I would say most Countries are not too happy about this Bill. In fact I venture to say many of these countries would drop the US dollar- if they could! Hhhmm? Can they?
Obama’s new July 1st 2014 law will shock most Americans
Submitted by Barracuda_Trader on Thu, 02/20/2014 - 21:27
Obama’s new July 1st 2014 law will shock most Americans
We’ve been critical of several Obama Administration policies over the past few years…

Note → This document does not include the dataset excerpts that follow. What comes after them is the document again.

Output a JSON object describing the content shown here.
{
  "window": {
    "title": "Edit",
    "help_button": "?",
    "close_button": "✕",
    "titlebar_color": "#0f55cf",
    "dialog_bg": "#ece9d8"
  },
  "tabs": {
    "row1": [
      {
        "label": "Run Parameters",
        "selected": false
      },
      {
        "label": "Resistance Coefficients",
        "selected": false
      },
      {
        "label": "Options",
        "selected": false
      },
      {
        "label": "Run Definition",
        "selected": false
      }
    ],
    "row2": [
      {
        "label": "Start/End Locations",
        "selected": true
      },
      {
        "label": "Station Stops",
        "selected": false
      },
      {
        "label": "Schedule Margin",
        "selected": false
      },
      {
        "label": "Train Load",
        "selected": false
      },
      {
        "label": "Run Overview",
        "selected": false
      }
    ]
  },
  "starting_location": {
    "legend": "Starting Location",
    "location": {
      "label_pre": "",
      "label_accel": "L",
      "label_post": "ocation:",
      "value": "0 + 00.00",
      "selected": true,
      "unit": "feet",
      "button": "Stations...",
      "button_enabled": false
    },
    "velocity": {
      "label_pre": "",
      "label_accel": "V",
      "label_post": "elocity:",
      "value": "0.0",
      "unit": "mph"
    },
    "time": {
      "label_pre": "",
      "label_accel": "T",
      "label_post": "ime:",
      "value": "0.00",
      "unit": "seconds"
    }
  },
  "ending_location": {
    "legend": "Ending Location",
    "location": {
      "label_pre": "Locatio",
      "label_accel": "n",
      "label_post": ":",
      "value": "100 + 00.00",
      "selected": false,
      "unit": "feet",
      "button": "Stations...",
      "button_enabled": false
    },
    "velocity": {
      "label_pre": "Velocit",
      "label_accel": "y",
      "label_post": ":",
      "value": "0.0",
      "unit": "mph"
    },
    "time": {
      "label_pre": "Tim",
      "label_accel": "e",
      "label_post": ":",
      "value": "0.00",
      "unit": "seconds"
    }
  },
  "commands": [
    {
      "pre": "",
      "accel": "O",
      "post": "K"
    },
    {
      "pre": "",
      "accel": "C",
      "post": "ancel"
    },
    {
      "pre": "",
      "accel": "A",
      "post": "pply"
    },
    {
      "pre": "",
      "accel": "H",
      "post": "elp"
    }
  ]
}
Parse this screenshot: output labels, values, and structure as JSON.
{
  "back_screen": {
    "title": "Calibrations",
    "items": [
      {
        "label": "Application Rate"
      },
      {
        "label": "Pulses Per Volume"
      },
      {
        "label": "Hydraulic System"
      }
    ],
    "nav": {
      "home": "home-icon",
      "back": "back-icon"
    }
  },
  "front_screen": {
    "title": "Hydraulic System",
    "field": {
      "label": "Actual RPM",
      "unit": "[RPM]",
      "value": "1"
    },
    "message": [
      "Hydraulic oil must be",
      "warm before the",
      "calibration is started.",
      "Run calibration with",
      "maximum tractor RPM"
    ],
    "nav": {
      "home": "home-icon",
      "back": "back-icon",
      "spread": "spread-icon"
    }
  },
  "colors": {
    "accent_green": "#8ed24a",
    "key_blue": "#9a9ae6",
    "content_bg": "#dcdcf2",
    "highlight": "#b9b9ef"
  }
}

But a new law set to go into effect on July 1st, 2014 (less than six months from now), might be the Administration’s worst decision yet.
On this date, Title V of House of Representative Bill #2847, known as “FATCA,” goes into effect.
We believe this could precipitate a huge collapse in the U.S. dollar… and a rapid decrease in our standard of living.
Of course, we’re not the only ones who believe this new U.S. law is going to be a disaster for our country and American citizens.
Andrew Quinlan of the Center for Freedom and Prosperity says: “FATCA is pound-for-pound the single worst tax law on the books.”
Even the normally liberal Atlantic Monthly magazine said: “FATCA seems to be turning into a nightmare and disaster.”
What does this law do… and why is it so bad for America?
The founder of our Research Firm has put together a detailed explanation of what is happening in America right now, and why this new law is something EVERY American should pay close attention to.
Get the facts for yourself, free on our website, here…
Publisher, Stansberry Research
The following articles are from Foreign sources - of course I have no way to confirm the reputations of these papers but they appear to be legitimate ... please verify for yourself..
From Canadian Business
Finding the good in the U.S.’s foreign account take down: Erica Alini
U.S. efforts gave impetus to G-20 tax information sharing pledge Canada is going to sign a deal on FATCA “before too long,” Finance Minister Jim Flaherty told reporters earlier this week. In case you don’t know, FATCA stands for Foreign Account Tax Compliance Act, which requires financial institutions to disclose to the IRS foreign accounts held by U.S. citizens and permanent residents worth more than U.S. $50,000.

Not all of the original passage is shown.